Speaking at a Conservative Party conference fringe event organised by the Institute of Economic Affairs and the Taxpayers’ Alliance, Mr Javid said although reforms have already been made to IHT, scrapping the tax altogether is something that the government may consider in the near future.
The chancellor acknowledged the unpopularity of IHT among the public with claims that it is unfair that people’s income gets taxed both in life and at death.
Mr Javid said: “I shouldn’t say too much now, but I understand the arguments against the tax.
“I do think that when you pay taxes already through work or through investments and capital gains and other taxes, there’s a real issue with then asking [individuals], on that income, to pay taxes all over again.
“Sensible changes have already been made [to IHT], but it is something that is on my mind.”
Any such reforms to IHT could be made sooner rather than later as the chancellor also declared there would be a budget before the end of the year.
As Mr Javid noted, a review of inheritance tax rules is already underway in order to simplify the system.
Under current IHT rules estates worth £325,000 or more are liable for a 40 per cent tax charge.

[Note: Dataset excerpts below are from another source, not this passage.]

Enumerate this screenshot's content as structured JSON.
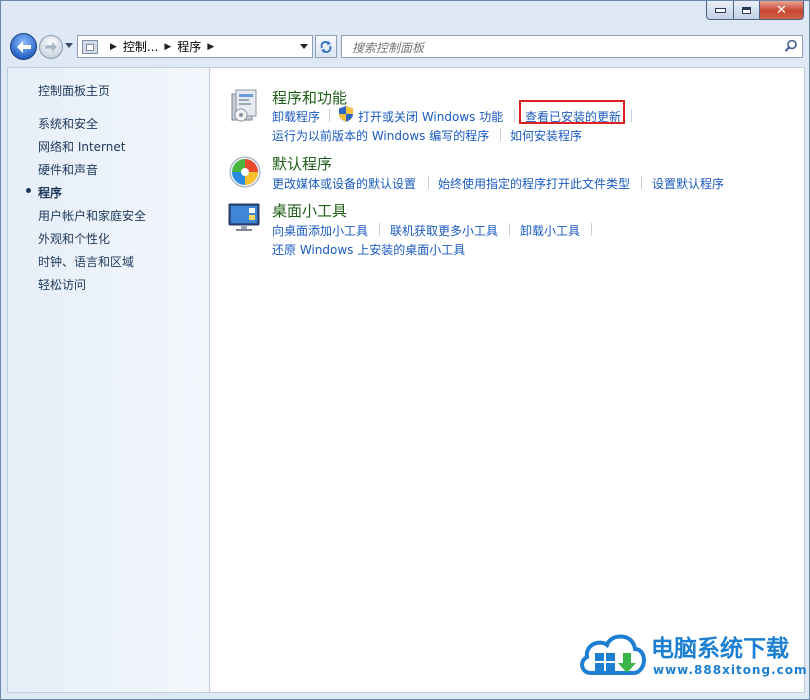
{
  "window": {
    "caption": {
      "minimize_icon": "minimize-icon",
      "maximize_icon": "maximize-icon",
      "close_icon": "close-icon",
      "close_color": "#c7462f"
    }
  },
  "addressbar": {
    "crumbs": [
      "控制...",
      "程序"
    ],
    "search_placeholder": "搜索控制面板"
  },
  "sidebar": {
    "items": [
      {
        "label": "控制面板主页"
      },
      {
        "label": "系统和安全"
      },
      {
        "label": "网络和 Internet"
      },
      {
        "label": "硬件和声音"
      },
      {
        "label": "程序",
        "current": true
      },
      {
        "label": "用户帐户和家庭安全"
      },
      {
        "label": "外观和个性化"
      },
      {
        "label": "时钟、语言和区域"
      },
      {
        "label": "轻松访问"
      }
    ]
  },
  "categories": [
    {
      "title": "程序和功能",
      "icon": "programs-features-icon",
      "tasks": [
        "卸载程序",
        "打开或关闭 Windows 功能",
        "查看已安装的更新",
        "运行为以前版本的 Windows 编写的程序",
        "如何安装程序"
      ]
    },
    {
      "title": "默认程序",
      "icon": "default-programs-icon",
      "tasks": [
        "更改媒体或设备的默认设置",
        "始终使用指定的程序打开此文件类型",
        "设置默认程序"
      ]
    },
    {
      "title": "桌面小工具",
      "icon": "desktop-gadgets-icon",
      "tasks": [
        "向桌面添加小工具",
        "联机获取更多小工具",
        "卸载小工具",
        "还原 Windows 上安装的桌面小工具"
      ]
    }
  ],
  "highlight_color": "#e02020",
  "watermark": {
    "title": "电脑系统下载",
    "url": "www.888xitong.com"
  },
  "colors": {
    "link": "#1a5bbf",
    "category_title": "#1e5e17",
    "sidebar_text": "#1e395b"
  }
}
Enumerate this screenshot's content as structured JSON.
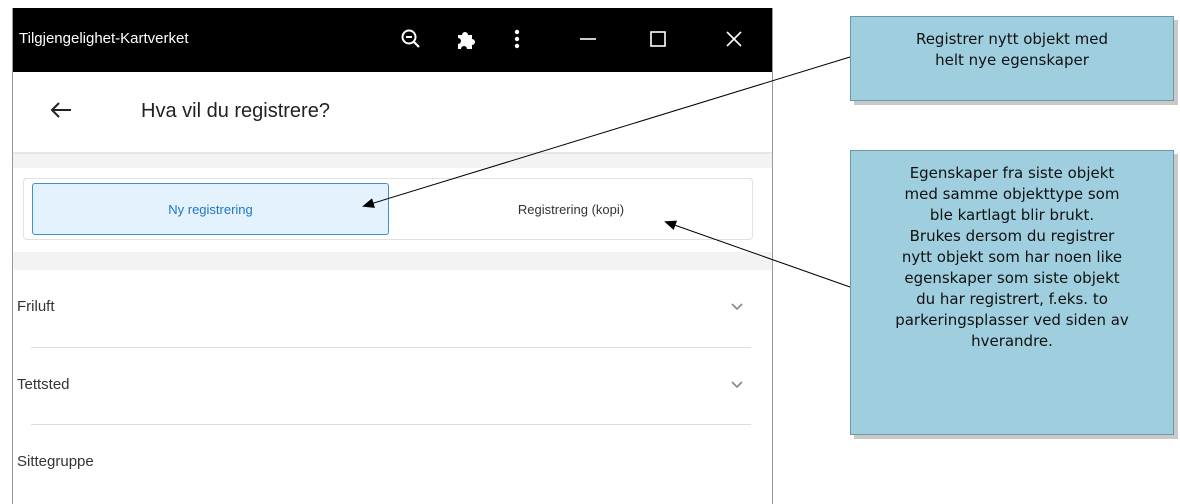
{
  "window": {
    "title": "Tilgjengelighet-Kartverket",
    "controls": [
      "zoom-out-icon",
      "extension-icon",
      "more-vert-icon",
      "minimize-icon",
      "maximize-icon",
      "close-icon"
    ]
  },
  "header": {
    "back_icon": "arrow-left-icon",
    "title": "Hva vil du registrere?"
  },
  "tabs": [
    {
      "label": "Ny registrering",
      "selected": true
    },
    {
      "label": "Registrering (kopi)",
      "selected": false
    }
  ],
  "list": [
    {
      "label": "Friluft",
      "chevron": "chevron-down-icon"
    },
    {
      "label": "Tettsted",
      "chevron": "chevron-down-icon"
    },
    {
      "label": "Sittegruppe"
    }
  ],
  "callouts": {
    "new": {
      "lines": [
        "Registrer nytt objekt med",
        "helt nye egenskaper"
      ]
    },
    "copy": {
      "lines": [
        "Egenskaper fra siste objekt",
        "med samme objekttype som",
        "ble kartlagt blir brukt.",
        "Brukes dersom du registrer",
        "nytt objekt som har noen like",
        "egenskaper som siste objekt",
        "du har registrert, f.eks. to",
        "parkeringsplasser ved siden av",
        "hverandre."
      ]
    }
  },
  "colors": {
    "titlebar": "#000000",
    "tab_selected_bg": "#e3f2fd",
    "tab_selected_border": "#3d8fd6",
    "tab_selected_text": "#1e78c8",
    "callout_bg": "#9fcfdf"
  }
}
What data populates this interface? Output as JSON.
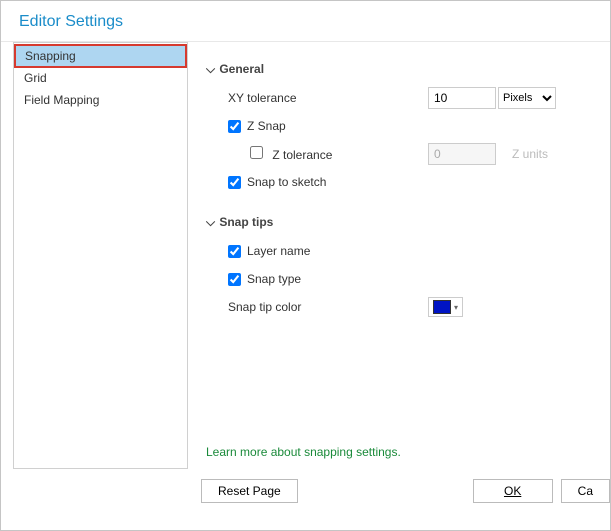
{
  "title": "Editor Settings",
  "sidebar": {
    "items": [
      {
        "label": "Snapping"
      },
      {
        "label": "Grid"
      },
      {
        "label": "Field Mapping"
      }
    ]
  },
  "sections": {
    "general": {
      "header": "General",
      "xy_tolerance_label": "XY tolerance",
      "xy_tolerance_value": "10",
      "xy_units_options": [
        "Pixels"
      ],
      "xy_units_selected": "Pixels",
      "z_snap_label": "Z Snap",
      "z_snap_checked": true,
      "z_tolerance_label": "Z tolerance",
      "z_tolerance_checked": false,
      "z_tolerance_value": "0",
      "z_units_label": "Z units",
      "snap_sketch_label": "Snap to sketch",
      "snap_sketch_checked": true
    },
    "snaptips": {
      "header": "Snap tips",
      "layer_name_label": "Layer name",
      "layer_name_checked": true,
      "snap_type_label": "Snap type",
      "snap_type_checked": true,
      "snap_color_label": "Snap tip color",
      "snap_color_value": "#0014c4"
    }
  },
  "learn_more": "Learn more about snapping settings.",
  "footer": {
    "reset": "Reset Page",
    "ok": "OK",
    "cancel": "Cancel"
  }
}
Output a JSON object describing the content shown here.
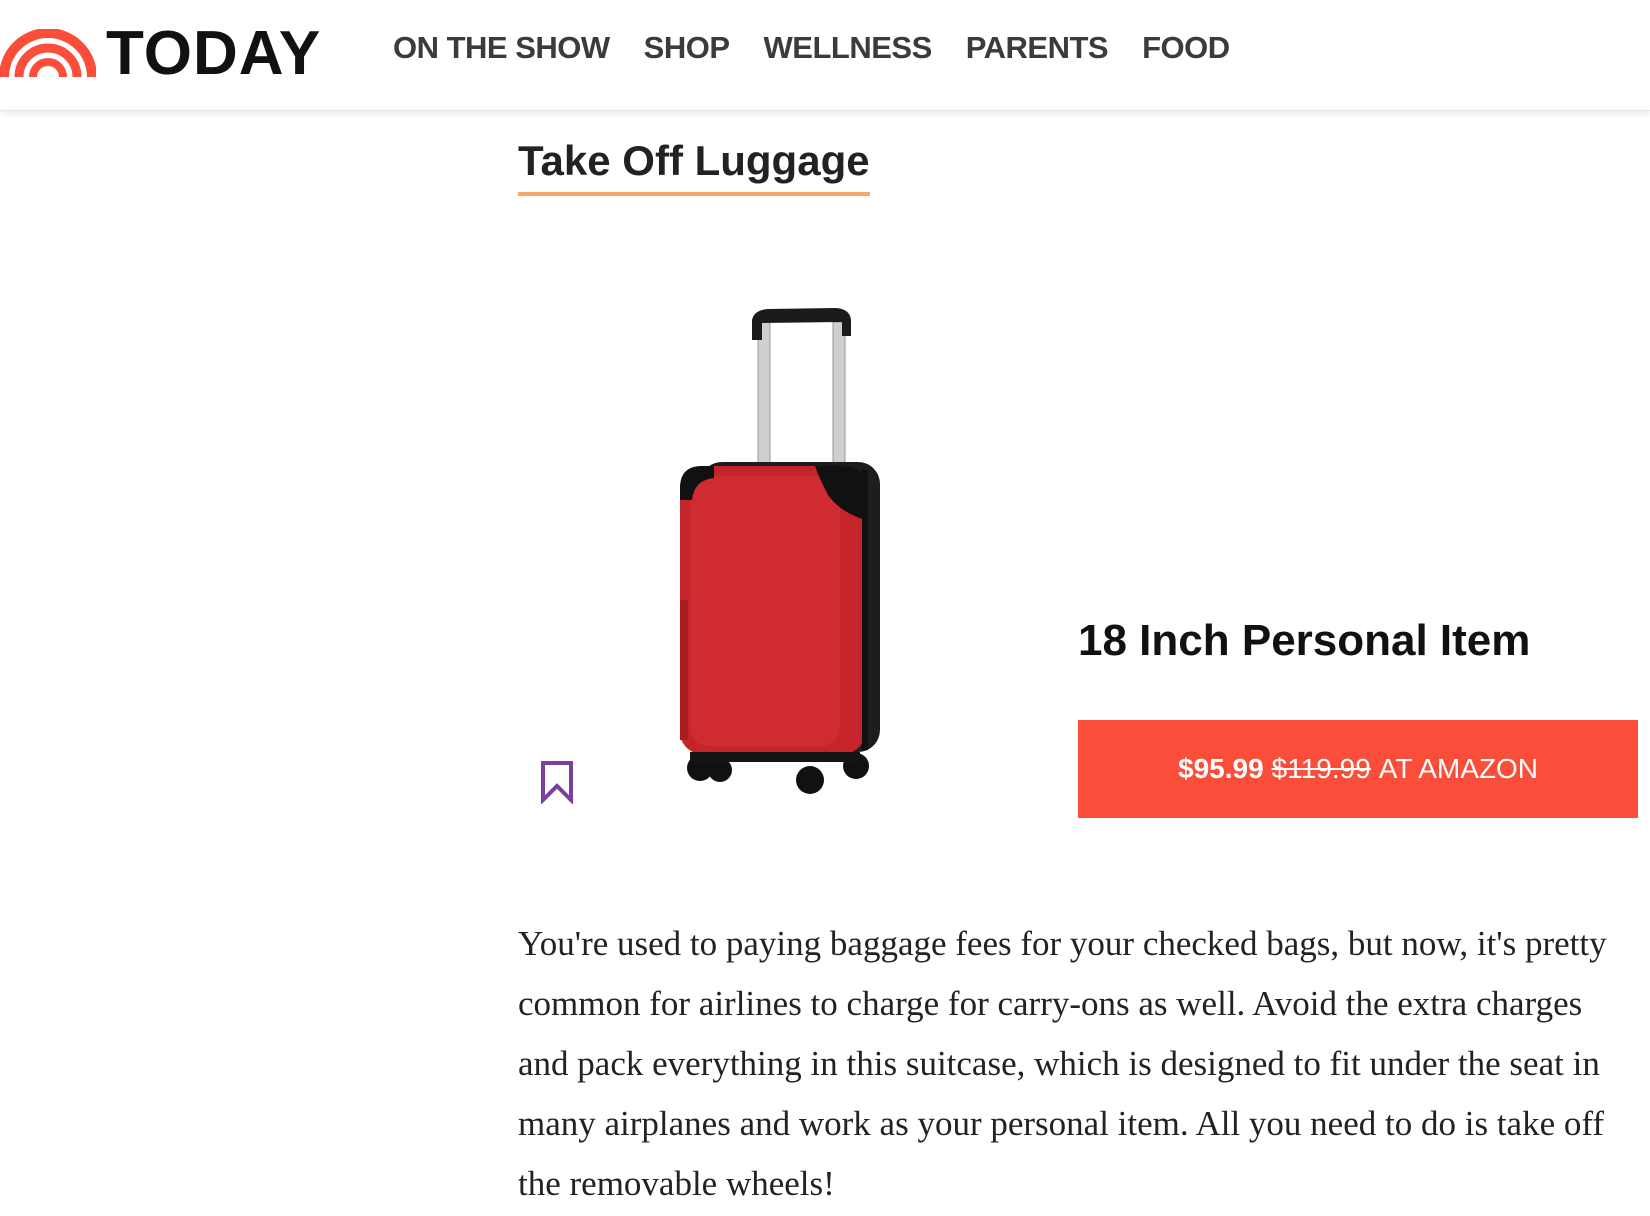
{
  "header": {
    "logo_text": "TODAY",
    "logo_color": "#fa4d3a",
    "nav": [
      "ON THE SHOW",
      "SHOP",
      "WELLNESS",
      "PARENTS",
      "FOOD"
    ]
  },
  "section": {
    "title": "Take Off Luggage",
    "underline_color": "#f6a96e"
  },
  "product": {
    "image_icon": "red-suitcase-image",
    "bookmark_icon": "bookmark-icon",
    "name": "18 Inch Personal Item",
    "price_current": "$95.99",
    "price_original": "$119.99",
    "retailer_label": "AT AMAZON",
    "button_color": "#fa4d3a"
  },
  "article": {
    "text": "You're used to paying baggage fees for your checked bags, but now, it's pretty common for airlines to charge for carry-ons as well. Avoid the extra charges and pack everything in this suitcase, which is designed to fit under the seat in many airplanes and work as your personal item. All you need to do is take off the removable wheels!"
  }
}
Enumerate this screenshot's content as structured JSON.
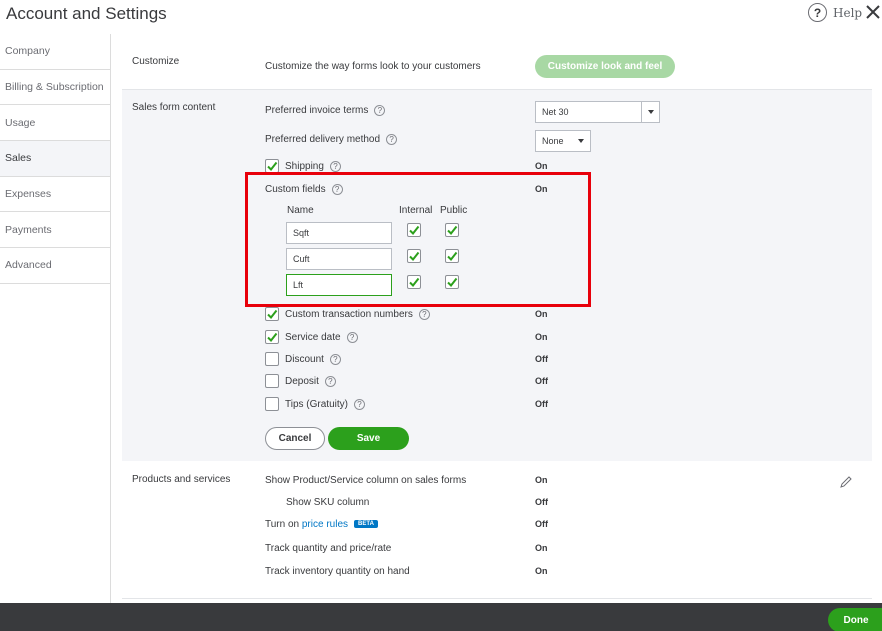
{
  "header": {
    "title": "Account and Settings",
    "help_label": "Help",
    "help_glyph": "?"
  },
  "sidebar": {
    "items": [
      {
        "label": "Company"
      },
      {
        "label": "Billing & Subscription"
      },
      {
        "label": "Usage"
      },
      {
        "label": "Sales"
      },
      {
        "label": "Expenses"
      },
      {
        "label": "Payments"
      },
      {
        "label": "Advanced"
      }
    ],
    "active": "Sales"
  },
  "customize": {
    "section": "Customize",
    "description": "Customize the way forms look to your customers",
    "button": "Customize look and feel"
  },
  "sales_form": {
    "section": "Sales form content",
    "invoice_terms_label": "Preferred invoice terms",
    "invoice_terms_value": "Net 30",
    "delivery_label": "Preferred delivery method",
    "delivery_value": "None",
    "shipping_label": "Shipping",
    "shipping_status": "On",
    "custom_fields_label": "Custom fields",
    "custom_fields_status": "On",
    "cf_headers": {
      "name": "Name",
      "internal": "Internal",
      "public": "Public"
    },
    "cf_rows": [
      {
        "name": "Sqft",
        "internal": true,
        "public": true
      },
      {
        "name": "Cuft",
        "internal": true,
        "public": true
      },
      {
        "name": "Lft",
        "internal": true,
        "public": true
      }
    ],
    "options": [
      {
        "label": "Custom transaction numbers",
        "checked": true,
        "status": "On"
      },
      {
        "label": "Service date",
        "checked": true,
        "status": "On"
      },
      {
        "label": "Discount",
        "checked": false,
        "status": "Off"
      },
      {
        "label": "Deposit",
        "checked": false,
        "status": "Off"
      },
      {
        "label": "Tips (Gratuity)",
        "checked": false,
        "status": "Off"
      }
    ],
    "cancel": "Cancel",
    "save": "Save"
  },
  "products": {
    "section": "Products and services",
    "rows": [
      {
        "label": "Show Product/Service column on sales forms",
        "status": "On"
      },
      {
        "label": "Show SKU column",
        "status": "Off"
      },
      {
        "label_prefix": "Turn on",
        "link": "price rules",
        "badge": "BETA",
        "status": "Off"
      },
      {
        "label": "Track quantity and price/rate",
        "status": "On"
      },
      {
        "label": "Track inventory quantity on hand",
        "status": "On"
      }
    ]
  },
  "footer": {
    "done": "Done"
  },
  "colors": {
    "green": "#2ca01c",
    "light_green": "#a8d8a4",
    "red_box": "#e8000b",
    "link": "#0077c5",
    "footer": "#393a3d"
  },
  "icons": [
    "help-icon",
    "close-icon",
    "question-icon",
    "checkbox-check-icon",
    "dropdown-arrow-icon",
    "pencil-icon"
  ]
}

However, no tax is paid if the estate is valued at less than £325,000 or if anything above this threshold is left to a charity, spouse, civil partner, or a community amateur sports club.
There is also a residence nil-rate band, which came into effect in 2017 and is an additional threshold available where the deceased left a residence, or the sale proceeds of a residence, to their direct descendants.
The amount of IHT paid has risen steadily since 2009/10 when the government froze the nil-rate band at £325,000. As the band hasn’t adjusted with inflation, more and more estates are falling into the net of IHT.